The presentation was given by Howard Baker who is a lead at BBC Learning looking at innovating technologies.
His talk was about the background to the micro:bit, the BBC’s initiative to promote software development in schools through a micro device.
It turns out that software development is not taught at schools, something that astonished me, and that Universities complain that the entrants to Computer Science courses have to be taught basic programming skills. In answer to this. the current Director General of the BBC wants an initiative to promote programming, in the same way the Model B did all those years ago. Everyone has a computer these days so, after a few false starts, Howard and his team came up with the micro:bit. It has a small ARM chip, a magnetometer, accelerometer and a neat little 5 X 5 led display, along with a low power blu-tooth transmitter/receiver. It also has a mini-USB port and external analogue/digital connector.

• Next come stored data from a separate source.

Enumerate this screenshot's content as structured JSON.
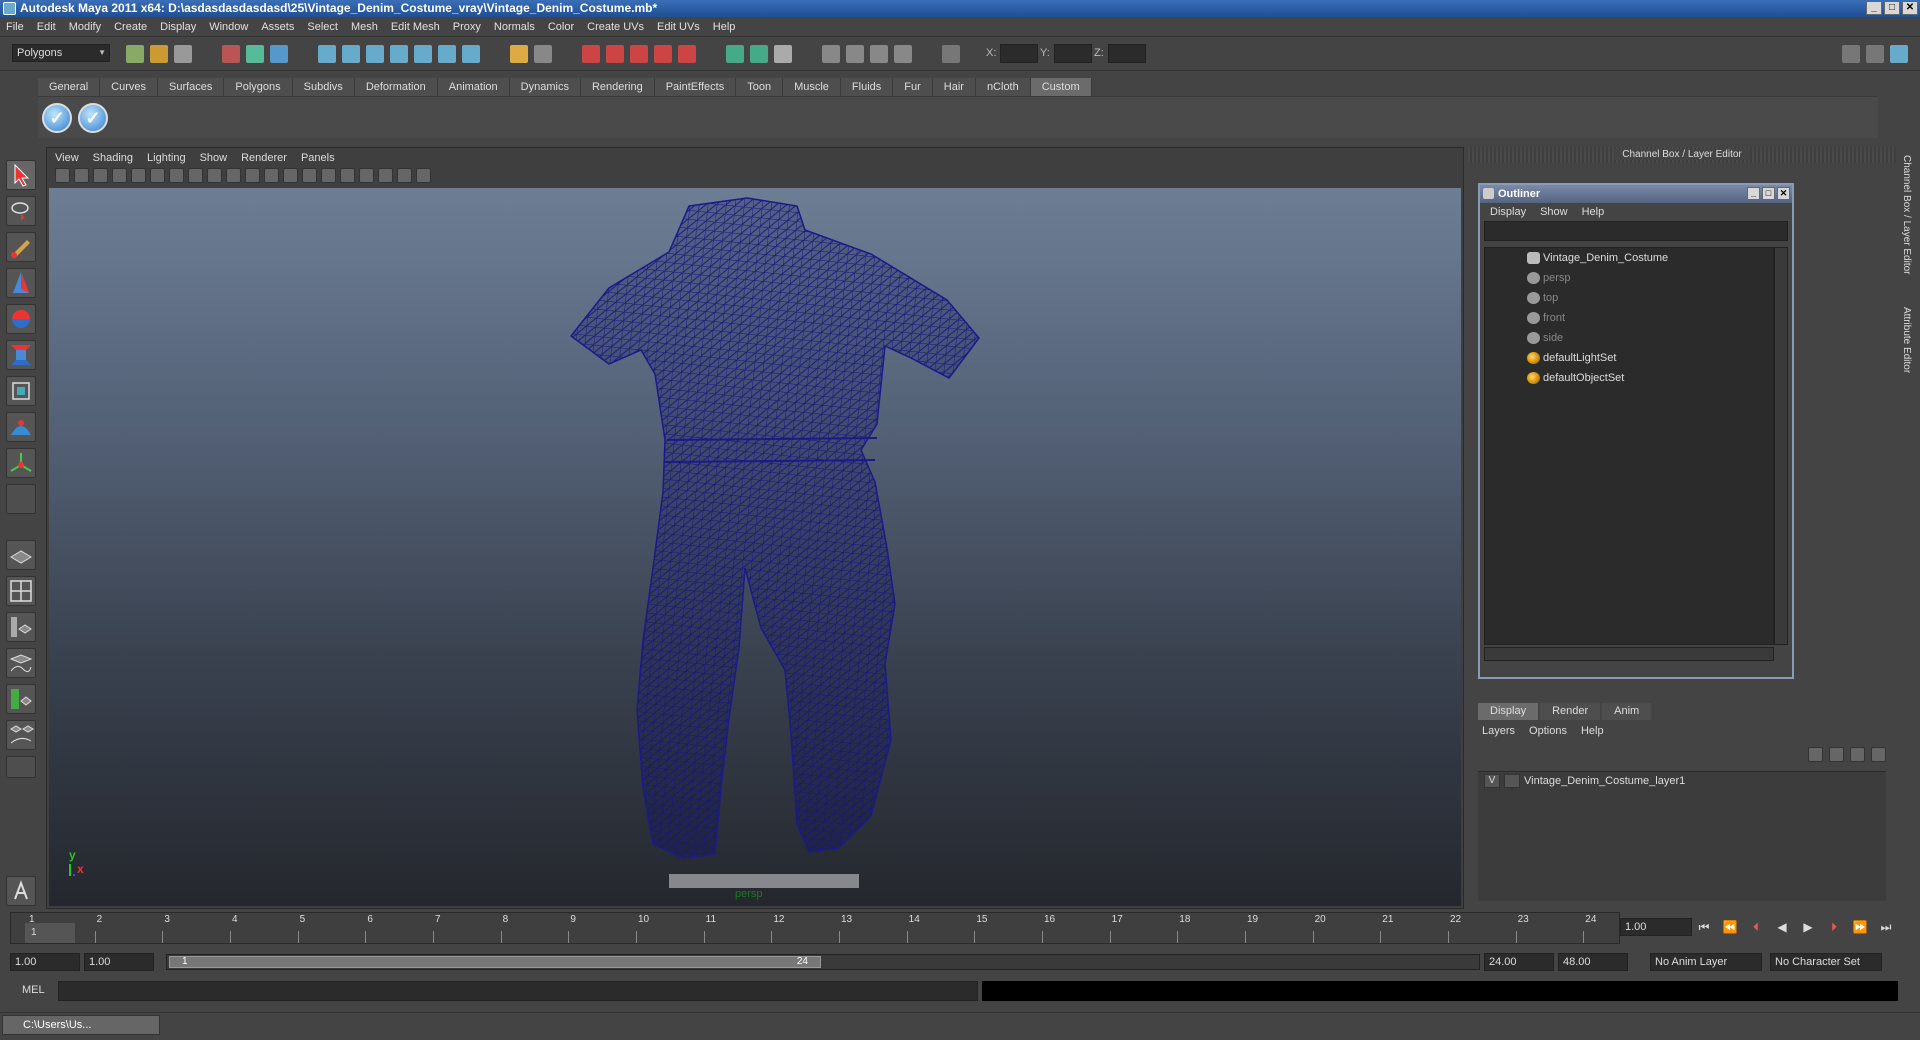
{
  "window": {
    "title": "Autodesk Maya 2011 x64: D:\\asdasdasdasdasd\\25\\Vintage_Denim_Costume_vray\\Vintage_Denim_Costume.mb*",
    "min": "_",
    "max": "□",
    "close": "✕"
  },
  "menu": [
    "File",
    "Edit",
    "Modify",
    "Create",
    "Display",
    "Window",
    "Assets",
    "Select",
    "Mesh",
    "Edit Mesh",
    "Proxy",
    "Normals",
    "Color",
    "Create UVs",
    "Edit UVs",
    "Help"
  ],
  "status": {
    "mode": "Polygons",
    "x_label": "X:",
    "y_label": "Y:",
    "z_label": "Z:"
  },
  "shelf": {
    "tabs": [
      "General",
      "Curves",
      "Surfaces",
      "Polygons",
      "Subdivs",
      "Deformation",
      "Animation",
      "Dynamics",
      "Rendering",
      "PaintEffects",
      "Toon",
      "Muscle",
      "Fluids",
      "Fur",
      "Hair",
      "nCloth",
      "Custom"
    ],
    "active_tab": "Custom",
    "check_glyph": "✓"
  },
  "viewport": {
    "menu": [
      "View",
      "Shading",
      "Lighting",
      "Show",
      "Renderer",
      "Panels"
    ],
    "camera_label": "persp",
    "axis_y": "y",
    "axis_x": "x",
    "wire_color": "#1a1a8c"
  },
  "channel_box": {
    "title": "Channel Box / Layer Editor"
  },
  "outliner": {
    "title": "Outliner",
    "menu": [
      "Display",
      "Show",
      "Help"
    ],
    "items": [
      {
        "label": "Vintage_Denim_Costume",
        "type": "mesh",
        "dim": false
      },
      {
        "label": "persp",
        "type": "camera",
        "dim": true
      },
      {
        "label": "top",
        "type": "camera",
        "dim": true
      },
      {
        "label": "front",
        "type": "camera",
        "dim": true
      },
      {
        "label": "side",
        "type": "camera",
        "dim": true
      },
      {
        "label": "defaultLightSet",
        "type": "set",
        "dim": false
      },
      {
        "label": "defaultObjectSet",
        "type": "set",
        "dim": false
      }
    ]
  },
  "layers": {
    "tabs": [
      "Display",
      "Render",
      "Anim"
    ],
    "active_tab": "Display",
    "menu": [
      "Layers",
      "Options",
      "Help"
    ],
    "rows": [
      {
        "visible": "V",
        "name": "Vintage_Denim_Costume_layer1"
      }
    ]
  },
  "side_tabs": [
    "Channel Box / Layer Editor",
    "Attribute Editor"
  ],
  "timeline": {
    "frames": [
      "1",
      "2",
      "3",
      "4",
      "5",
      "6",
      "7",
      "8",
      "9",
      "10",
      "11",
      "12",
      "13",
      "14",
      "15",
      "16",
      "17",
      "18",
      "19",
      "20",
      "21",
      "22",
      "23",
      "24"
    ],
    "start_marker": "1",
    "current": "1.00"
  },
  "range": {
    "start": "1.00",
    "playback_start": "1.00",
    "thumb_start": "1",
    "thumb_end": "24",
    "playback_end": "24.00",
    "end": "48.00",
    "anim_layer": "No Anim Layer",
    "char_set": "No Character Set"
  },
  "cmd": {
    "label": "MEL"
  },
  "taskbar": {
    "window_label": "C:\\Users\\Us..."
  }
}
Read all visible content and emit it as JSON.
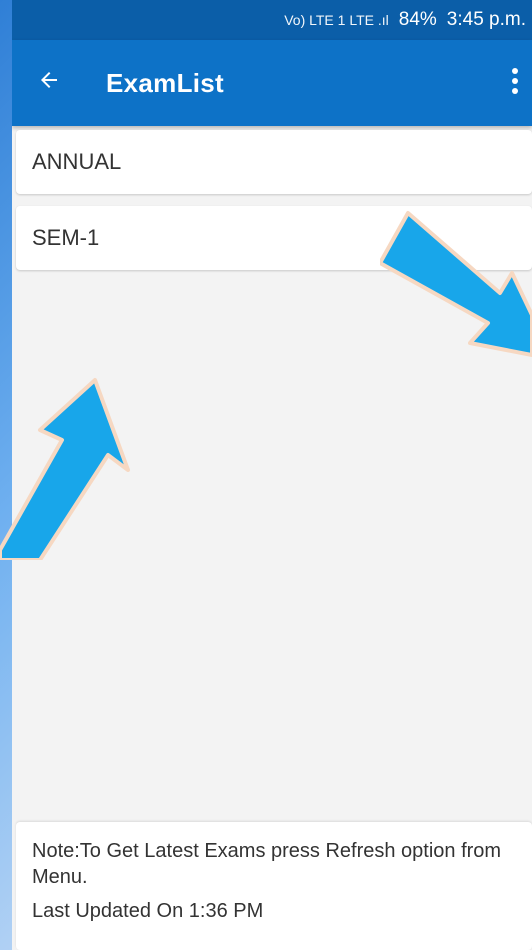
{
  "status_bar": {
    "indicators": "Vo) LTE 1 LTE .ıl",
    "battery": "84%",
    "time": "3:45 p.m."
  },
  "app_bar": {
    "title": "ExamList",
    "back_icon": "arrow-left-icon",
    "menu_icon": "overflow-menu-icon"
  },
  "exams": [
    {
      "label": "ANNUAL"
    },
    {
      "label": "SEM-1"
    }
  ],
  "footer": {
    "note": "Note:To Get Latest Exams press Refresh option from Menu.",
    "last_updated": "Last Updated On 1:36 PM"
  },
  "colors": {
    "status_bar": "#0b5ea8",
    "app_bar": "#0d72c7",
    "arrow_fill": "#18a6ea",
    "arrow_outline": "#f6d8c2"
  }
}
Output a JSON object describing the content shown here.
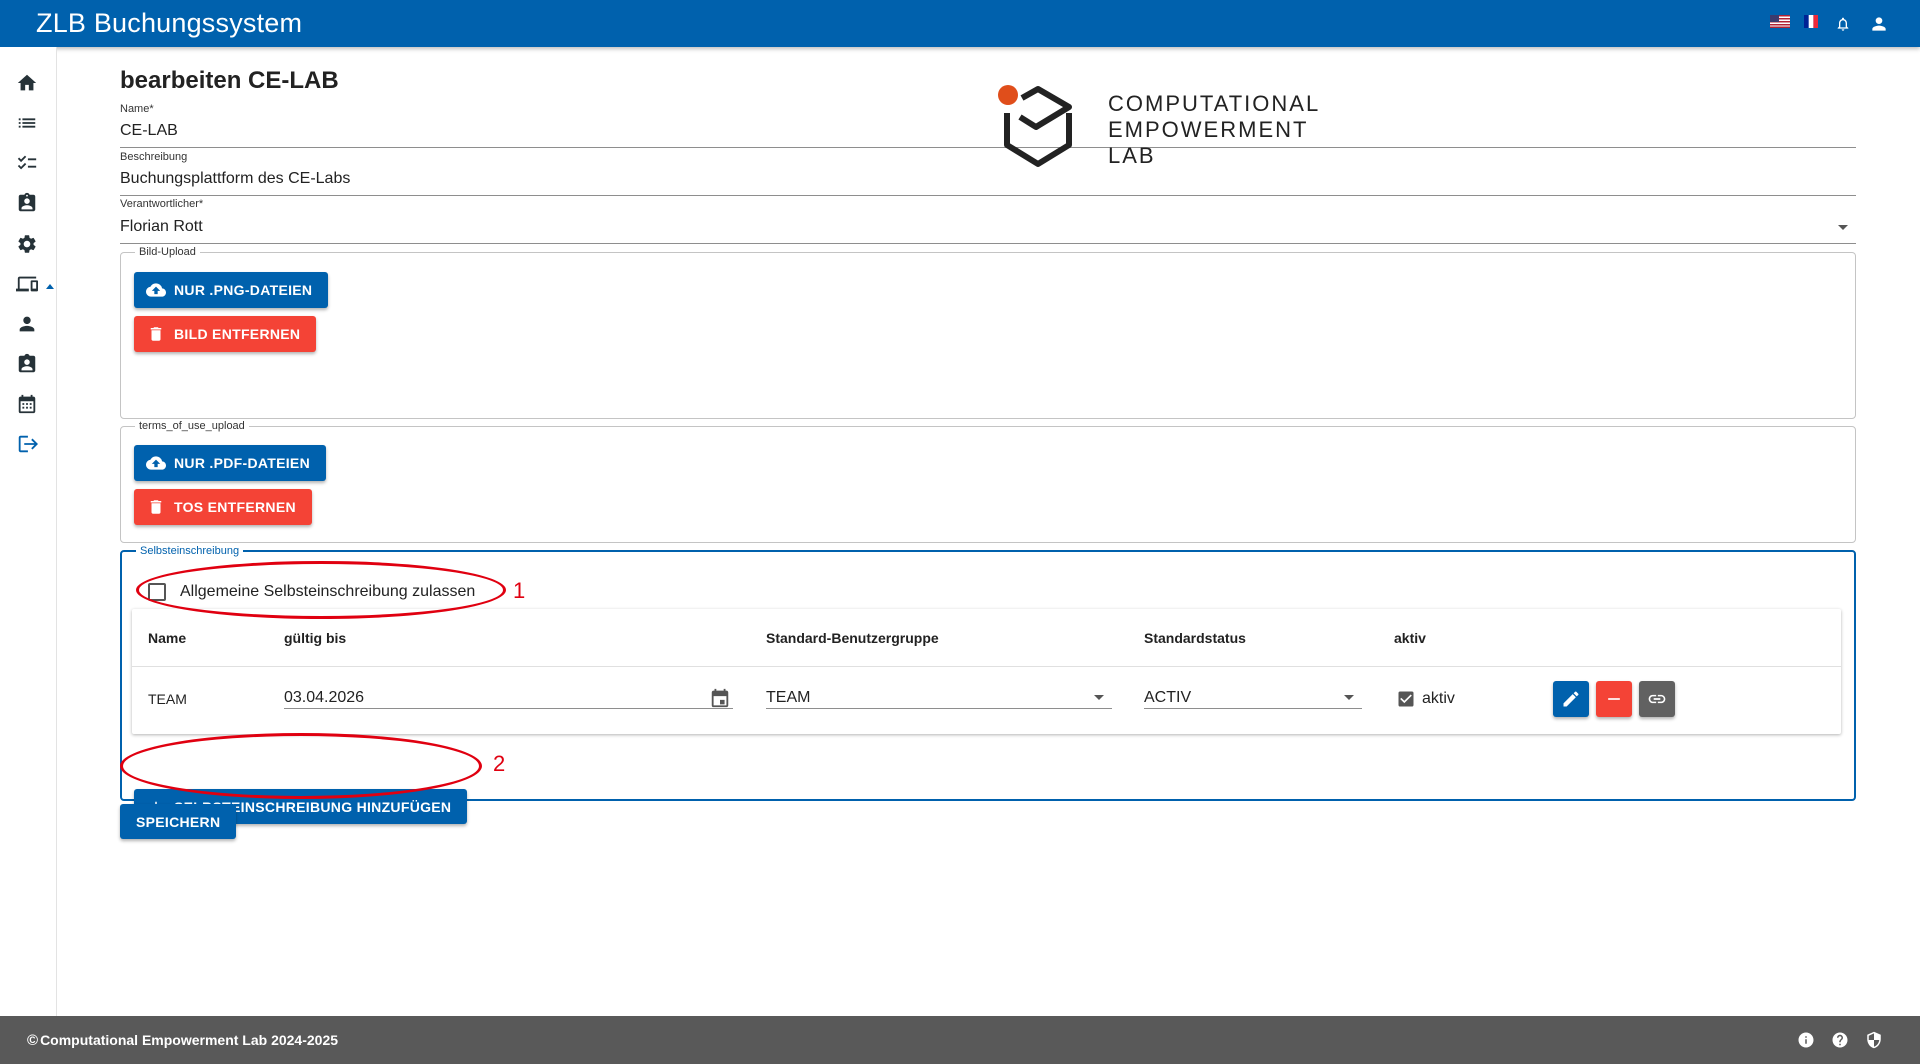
{
  "header": {
    "title": "ZLB Buchungssystem",
    "language_icons": [
      "us-flag-icon",
      "fr-flag-icon"
    ],
    "icons": [
      "bell-icon",
      "account-icon"
    ]
  },
  "sidebar": {
    "items": [
      {
        "icon": "home-icon"
      },
      {
        "icon": "list-icon"
      },
      {
        "icon": "checklist-icon"
      },
      {
        "icon": "clipboard-account-icon"
      },
      {
        "icon": "gear-icon"
      },
      {
        "icon": "devices-icon"
      },
      {
        "icon": "person-icon"
      },
      {
        "icon": "badge-icon"
      },
      {
        "icon": "calendar-icon"
      },
      {
        "icon": "logout-icon"
      }
    ]
  },
  "form": {
    "title": "bearbeiten CE-LAB",
    "name": {
      "label": "Name*",
      "value": "CE-LAB"
    },
    "beschreibung": {
      "label": "Beschreibung",
      "value": "Buchungsplattform des CE-Labs"
    },
    "verantwortlicher": {
      "label": "Verantwortlicher*",
      "value": "Florian Rott"
    },
    "bild_upload": {
      "legend": "Bild-Upload",
      "upload_button": "NUR .PNG-DATEIEN",
      "remove_button": "BILD ENTFERNEN",
      "logo_lines": [
        "COMPUTATIONAL",
        "EMPOWERMENT",
        "LAB"
      ]
    },
    "tos_upload": {
      "legend": "terms_of_use_upload",
      "upload_button": "NUR .PDF-DATEIEN",
      "remove_button": "TOS ENTFERNEN"
    },
    "selbsteinschreibung": {
      "legend": "Selbsteinschreibung",
      "checkbox_label": "Allgemeine Selbsteinschreibung zulassen",
      "checkbox_checked": false,
      "columns": [
        "Name",
        "gültig bis",
        "Standard-Benutzergruppe",
        "Standardstatus",
        "aktiv"
      ],
      "rows": [
        {
          "name": "TEAM",
          "gueltig_bis": "03.04.2026",
          "gruppe": "TEAM",
          "status": "ACTIV",
          "aktiv_label": "aktiv",
          "aktiv_checked": true
        }
      ],
      "add_button": "SELBSTEINSCHREIBUNG HINZUFÜGEN"
    },
    "save_button": "SPEICHERN"
  },
  "annotations": {
    "marker_1": "1",
    "marker_2": "2",
    "color": "#e00010"
  },
  "footer": {
    "copyright_symbol": "©",
    "text": "Computational Empowerment Lab 2024-2025",
    "icons": [
      "info-icon",
      "help-icon",
      "privacy-shield-icon"
    ]
  },
  "colors": {
    "primary": "#0061ad",
    "danger": "#f44336",
    "neutral": "#616161",
    "footer": "#595959",
    "logo_dot": "#e04e1b"
  }
}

The goal is to roll out the device to 1 million children of 11-12 year old’s (1st year secondary). Howard emphasised the social aspects of the program, saying that it wasn’t just aimed at the children but that the parents could see their children being creative and enthusiastic. In particular, he said that he thought that the idea of owning the technology and making it themselves was fundanental, turning children “from consumers into creators”, being influenced to some extent by the Maker movement.
Overall, it was an excellent presentation on an engaging subject.